The technical novelty of dots.tts is not just that it uses a continuous latent space, but that it makes continuous AR practical by combining: a learnable semantic latent, a history-aware backbone interface, block-causal training that matches inference exactly, reward-free self-correction, and CFG-aware MeanFlow distillation. The reported results show that this recipe is strong on zero-shot cloning, multilingual similarity, and expressiveness-related syntax, while remaining honest about lexical coverage weaknesses in low-resource and out-of-distribution text conditions.

Code & Implementation

The dots.tts repository contains the full training and inference code for the 2-billion-parameter continuous autoregressive text-to-speech model described in the paper.

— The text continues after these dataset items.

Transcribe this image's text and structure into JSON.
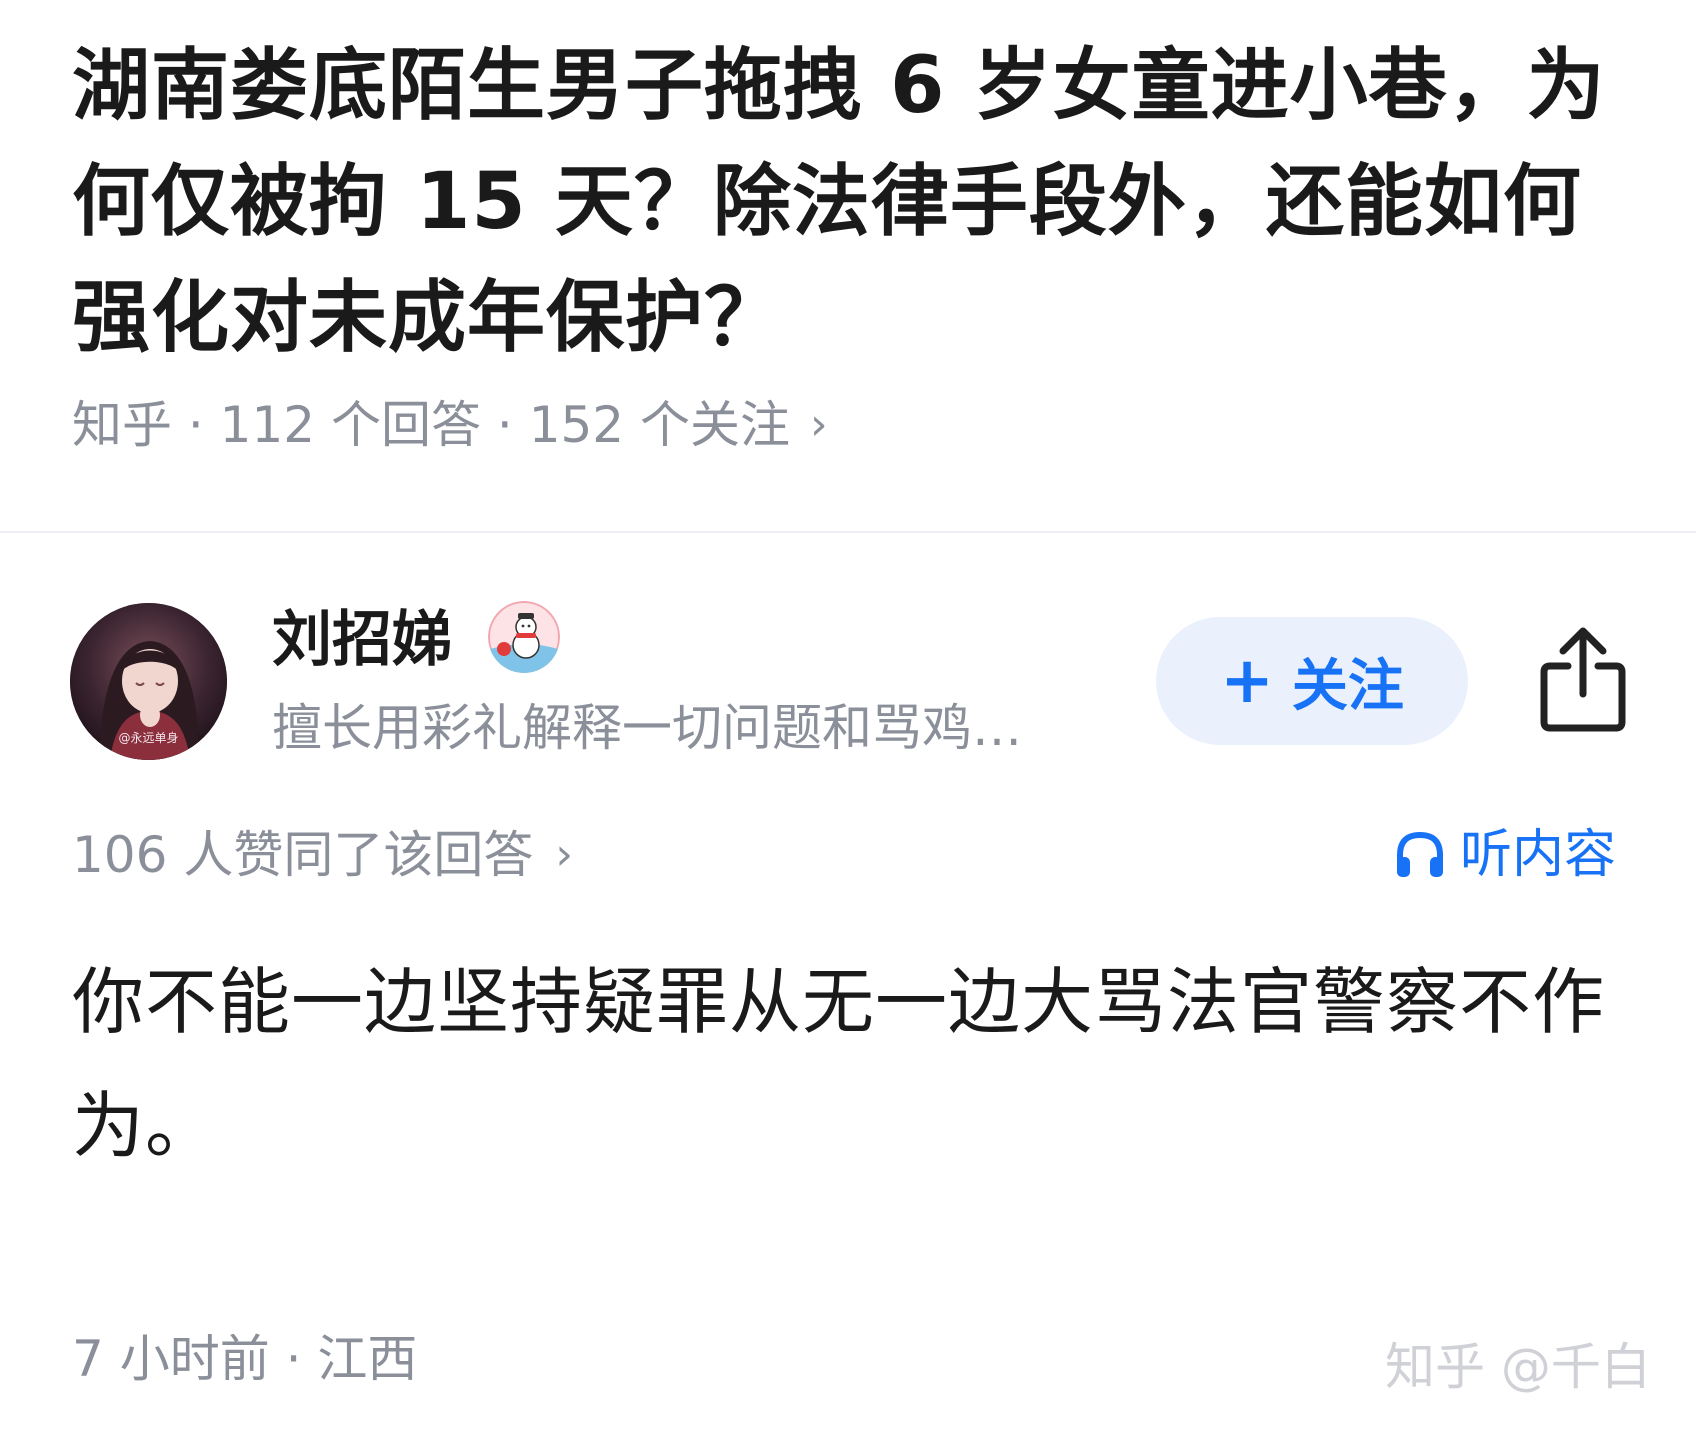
{
  "question": {
    "title": "湖南娄底陌生男子拖拽 6 岁女童进小巷，为何仅被拘 15 天？除法律手段外，还能如何强化对未成年保护？",
    "meta": "知乎 · 112 个回答 · 152 个关注",
    "meta_chevron": "›"
  },
  "author": {
    "name": "刘招娣",
    "bio": "擅长用彩礼解释一切问题和骂鸡…",
    "avatar_icon": "anime-girl-avatar",
    "avatar_caption": "@永远单身",
    "badge_icon": "snowman-badge-icon"
  },
  "actions": {
    "follow_plus": "+",
    "follow_label": "关注",
    "share_icon": "share-icon",
    "listen_label": "听内容",
    "listen_icon": "headphones-icon"
  },
  "answer": {
    "votes_text": "106 人赞同了该回答",
    "votes_chevron": "›",
    "content": "你不能一边坚持疑罪从无一边大骂法官警察不作为。",
    "time_location": "7 小时前 · 江西"
  },
  "watermark": "知乎 @千白",
  "colors": {
    "accent": "#1772f6",
    "follow_bg": "#eaf1fd",
    "meta_gray": "#8a8f99",
    "text": "#1a1a1a"
  }
}
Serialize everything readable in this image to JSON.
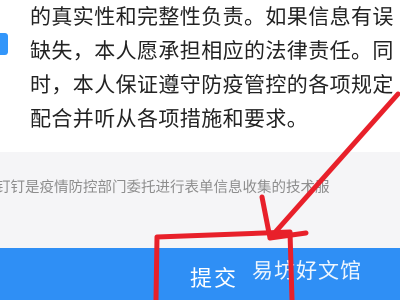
{
  "declaration": {
    "lines": [
      "的真实性和完整性负责。如果信息有误",
      "缺失，本人愿承担相应的法律责任。同",
      "时，本人保证遵守防疫管控的各项规定",
      "配合并听从各项措施和要求。"
    ]
  },
  "disclaimer": "钉钉是疫情防控部门委托进行表单信息收集的技术服",
  "submit_label": "提交",
  "watermark": "易坊好文馆",
  "colors": {
    "primary": "#2f8ff5",
    "annotation": "#e8202a"
  }
}
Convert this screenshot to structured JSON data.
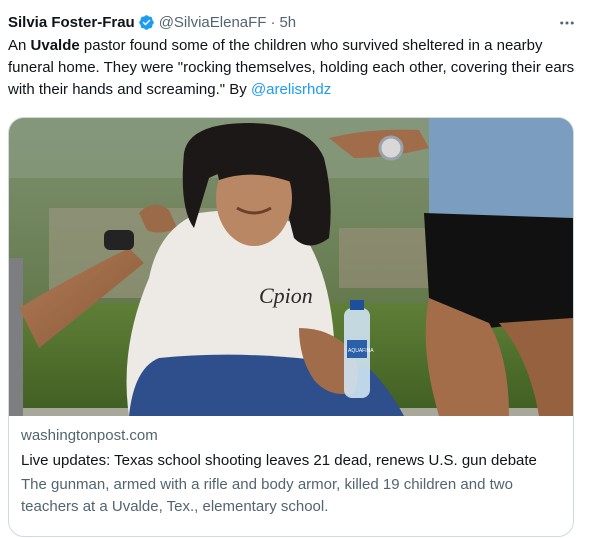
{
  "tweet": {
    "author_name": "Silvia Foster-Frau",
    "author_handle": "@SilviaElenaFF",
    "separator": "·",
    "timestamp": "5h",
    "text_part1": "An ",
    "text_bold": "Uvalde",
    "text_part2": " pastor found some of the children who survived sheltered in a nearby funeral home. They were \"rocking themselves, holding each other, covering their ears with their hands and screaming.\" By ",
    "mention": "@arelisrhdz"
  },
  "card": {
    "domain": "washingtonpost.com",
    "title": "Live updates: Texas school shooting leaves 21 dead, renews U.S. gun debate",
    "description": "The gunman, armed with a rifle and body armor, killed 19 children and two teachers at a Uvalde, Tex., elementary school.",
    "shirt_text": "Cpion",
    "bottle_label": "AQUAFINA"
  },
  "icons": {
    "verified": "verified-badge-icon",
    "more": "more-options-icon"
  },
  "colors": {
    "link": "#1d9bf0",
    "secondary_text": "#536471",
    "verified": "#1d9bf0",
    "border": "#cfd9de"
  }
}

It implements the core model, which combines a semantic encoder, a large language model (LLM), and an autoregressive flow-matching head over a high-fidelity AudioVAE operating at 48 kHz.

The model architecture and training components are defined under src/dots_tts/models/dots_tts/, with model.py serving as the main model assembly around the core network. The inference runtime is implemented in src/dots_tts/runtime.py, which provides a high-level API for loading pretrained checkpoints, running generation with optional voice cloning, and streaming synthesis output efficiently.

The repository README provides detailed usage instructions, including CLI examples, Python API calls, and descriptions of pretrained checkpoint variants for base, self-corrective-aligned, and MeanFlow-distilled models optimized for different speed-quality trade-offs.

Overall, the code release aligns closely with the paper's description, offering end-to-end support from training to inference, voice cloning, and efficient streaming synthesis. The design emphasizes seamless interaction with large pretrained models and continuous latent speech representations for high-quality TTS.